The EU central DPP registry launches on 19 July 2026. Battery passports for EV and industrial batteries above 2 kWh become mandatory from 18 February 2027. Textiles are expected in mid-2027. Electronics and ICT products follow in 2028–2029. By 2030, most high-impact categories will be in scope.
What QR code format does the EU Digital Product Passport require?
ESPR Article 10 requires the data carrier to comply with international standards and use open, interoperable formats without vendor lock-in. GS1 Digital Link — a URL-based encoding of the product GTIN conforming to ISO/IEC 18004 — is the standard that satisfies all these conditions. Proprietary QR formats do not comply.
Does the EU Digital Product Passport apply to companies outside the EU?
Yes. Any company that places products on the EU market must comply, regardless of where manufacturing happens.
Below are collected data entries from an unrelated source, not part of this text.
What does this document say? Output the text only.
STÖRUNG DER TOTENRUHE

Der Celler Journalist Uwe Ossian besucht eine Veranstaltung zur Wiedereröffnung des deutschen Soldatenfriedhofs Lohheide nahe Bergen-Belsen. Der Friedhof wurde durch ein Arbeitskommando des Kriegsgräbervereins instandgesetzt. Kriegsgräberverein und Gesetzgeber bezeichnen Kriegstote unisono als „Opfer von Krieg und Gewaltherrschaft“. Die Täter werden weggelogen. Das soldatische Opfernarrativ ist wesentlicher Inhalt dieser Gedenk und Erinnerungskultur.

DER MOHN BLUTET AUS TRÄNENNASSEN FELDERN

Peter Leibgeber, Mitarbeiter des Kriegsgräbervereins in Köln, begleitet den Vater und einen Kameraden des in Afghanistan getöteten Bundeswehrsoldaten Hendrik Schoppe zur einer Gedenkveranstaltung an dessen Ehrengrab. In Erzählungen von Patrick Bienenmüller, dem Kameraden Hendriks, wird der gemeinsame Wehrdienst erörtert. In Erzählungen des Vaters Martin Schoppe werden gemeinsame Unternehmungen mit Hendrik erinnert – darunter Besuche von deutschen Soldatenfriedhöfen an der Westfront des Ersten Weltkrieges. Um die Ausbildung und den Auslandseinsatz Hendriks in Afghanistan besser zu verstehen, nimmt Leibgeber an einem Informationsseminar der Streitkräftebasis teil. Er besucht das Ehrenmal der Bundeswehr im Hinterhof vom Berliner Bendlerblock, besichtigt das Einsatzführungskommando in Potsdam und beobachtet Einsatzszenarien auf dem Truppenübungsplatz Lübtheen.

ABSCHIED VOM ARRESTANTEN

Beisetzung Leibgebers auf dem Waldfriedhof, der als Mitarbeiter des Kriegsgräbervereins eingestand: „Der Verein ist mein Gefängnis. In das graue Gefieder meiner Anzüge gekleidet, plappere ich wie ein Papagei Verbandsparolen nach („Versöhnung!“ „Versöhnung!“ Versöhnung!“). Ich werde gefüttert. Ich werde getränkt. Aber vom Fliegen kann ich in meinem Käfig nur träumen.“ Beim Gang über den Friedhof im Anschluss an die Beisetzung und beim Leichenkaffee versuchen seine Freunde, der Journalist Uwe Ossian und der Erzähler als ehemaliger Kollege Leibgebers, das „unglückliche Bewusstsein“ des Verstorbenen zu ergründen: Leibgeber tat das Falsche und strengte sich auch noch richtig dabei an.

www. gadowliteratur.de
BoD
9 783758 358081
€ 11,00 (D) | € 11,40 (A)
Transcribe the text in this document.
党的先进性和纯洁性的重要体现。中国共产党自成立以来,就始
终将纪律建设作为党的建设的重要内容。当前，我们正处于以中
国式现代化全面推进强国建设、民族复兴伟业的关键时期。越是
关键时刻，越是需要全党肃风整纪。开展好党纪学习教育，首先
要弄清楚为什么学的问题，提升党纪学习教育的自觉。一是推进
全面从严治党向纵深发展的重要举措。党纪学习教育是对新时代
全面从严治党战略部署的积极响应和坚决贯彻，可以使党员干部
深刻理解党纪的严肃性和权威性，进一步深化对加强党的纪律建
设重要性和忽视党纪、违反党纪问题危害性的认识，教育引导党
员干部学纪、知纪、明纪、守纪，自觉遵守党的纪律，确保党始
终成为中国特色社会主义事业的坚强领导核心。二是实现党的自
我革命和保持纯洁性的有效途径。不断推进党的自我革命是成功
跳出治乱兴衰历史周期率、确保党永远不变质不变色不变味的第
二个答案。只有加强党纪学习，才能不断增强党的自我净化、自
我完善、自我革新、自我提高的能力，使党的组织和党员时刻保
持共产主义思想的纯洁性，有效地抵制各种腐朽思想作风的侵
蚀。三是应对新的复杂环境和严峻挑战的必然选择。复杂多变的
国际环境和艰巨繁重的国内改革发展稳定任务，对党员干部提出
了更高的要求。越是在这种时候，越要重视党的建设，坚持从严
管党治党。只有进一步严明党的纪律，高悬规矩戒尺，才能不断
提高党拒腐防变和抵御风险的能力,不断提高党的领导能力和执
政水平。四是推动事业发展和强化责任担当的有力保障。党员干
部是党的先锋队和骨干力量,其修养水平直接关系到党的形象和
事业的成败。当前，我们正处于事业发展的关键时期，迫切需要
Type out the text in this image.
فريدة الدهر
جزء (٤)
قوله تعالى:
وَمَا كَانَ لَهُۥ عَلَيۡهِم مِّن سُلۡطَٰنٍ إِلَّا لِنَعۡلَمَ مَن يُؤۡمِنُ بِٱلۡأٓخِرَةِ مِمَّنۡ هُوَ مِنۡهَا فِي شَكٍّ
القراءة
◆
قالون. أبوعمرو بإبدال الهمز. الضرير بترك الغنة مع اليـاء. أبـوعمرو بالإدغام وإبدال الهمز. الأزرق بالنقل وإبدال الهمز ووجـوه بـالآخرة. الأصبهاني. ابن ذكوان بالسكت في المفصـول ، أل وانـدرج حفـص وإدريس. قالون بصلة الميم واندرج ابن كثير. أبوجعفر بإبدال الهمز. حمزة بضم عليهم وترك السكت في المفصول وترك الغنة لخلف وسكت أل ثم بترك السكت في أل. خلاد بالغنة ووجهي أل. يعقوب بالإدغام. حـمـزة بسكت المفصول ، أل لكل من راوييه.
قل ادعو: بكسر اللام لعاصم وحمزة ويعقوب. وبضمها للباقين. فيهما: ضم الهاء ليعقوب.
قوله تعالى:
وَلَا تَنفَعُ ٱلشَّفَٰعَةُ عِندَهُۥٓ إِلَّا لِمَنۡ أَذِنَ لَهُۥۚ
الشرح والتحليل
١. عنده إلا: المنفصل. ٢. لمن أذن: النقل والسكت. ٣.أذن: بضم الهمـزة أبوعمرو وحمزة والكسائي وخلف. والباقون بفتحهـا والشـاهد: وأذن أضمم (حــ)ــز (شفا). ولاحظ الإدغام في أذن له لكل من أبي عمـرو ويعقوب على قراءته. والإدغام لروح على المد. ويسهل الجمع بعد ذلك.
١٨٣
Non-EU manufacturers must appoint an EU-based authorized representative who holds legal responsibility for DPP compliance.
What data must the Digital Product Passport contain?
Required data varies by product category but typically includes: unique product identifier (GTIN, batch, serial), material composition and proportions, carbon footprint and energy efficiency metrics, durability and repairability scores, end-of-life recycling instructions, compliance certifications, and origin and manufacturing location details.
Can I use a static QR code for the EU Digital Product Passport?
No. The DPP QR code must remain valid for the lifetime of the product and link to data that can be updated as regulations evolve. A static QR code encodes a fixed URL; if the underlying data or hosting changes, the code is broken. Dynamic QR codes with a stable custom domain are the correct approach.
What happens if my QR code platform shuts down or changes its URL structure?
This is the core vendor lock-in risk: if the QR code platform you use redirects through their domain, any service disruption or pricing change makes your compliance code dead — on products already in the market. Using a custom domain with a permanent redirect architecture removes that dependency entirely.
Does the GS1 Digital Link format replace barcodes?
GS1 Digital Link QR codes carry the same GTIN as the traditional barcode, so retail POS scanners can extract the GTIN for checkout without visiting the web page. The QR code and the barcode can coexist on the same label, or the QR code can replace the barcode entirely for retailers whose infrastructure supports it.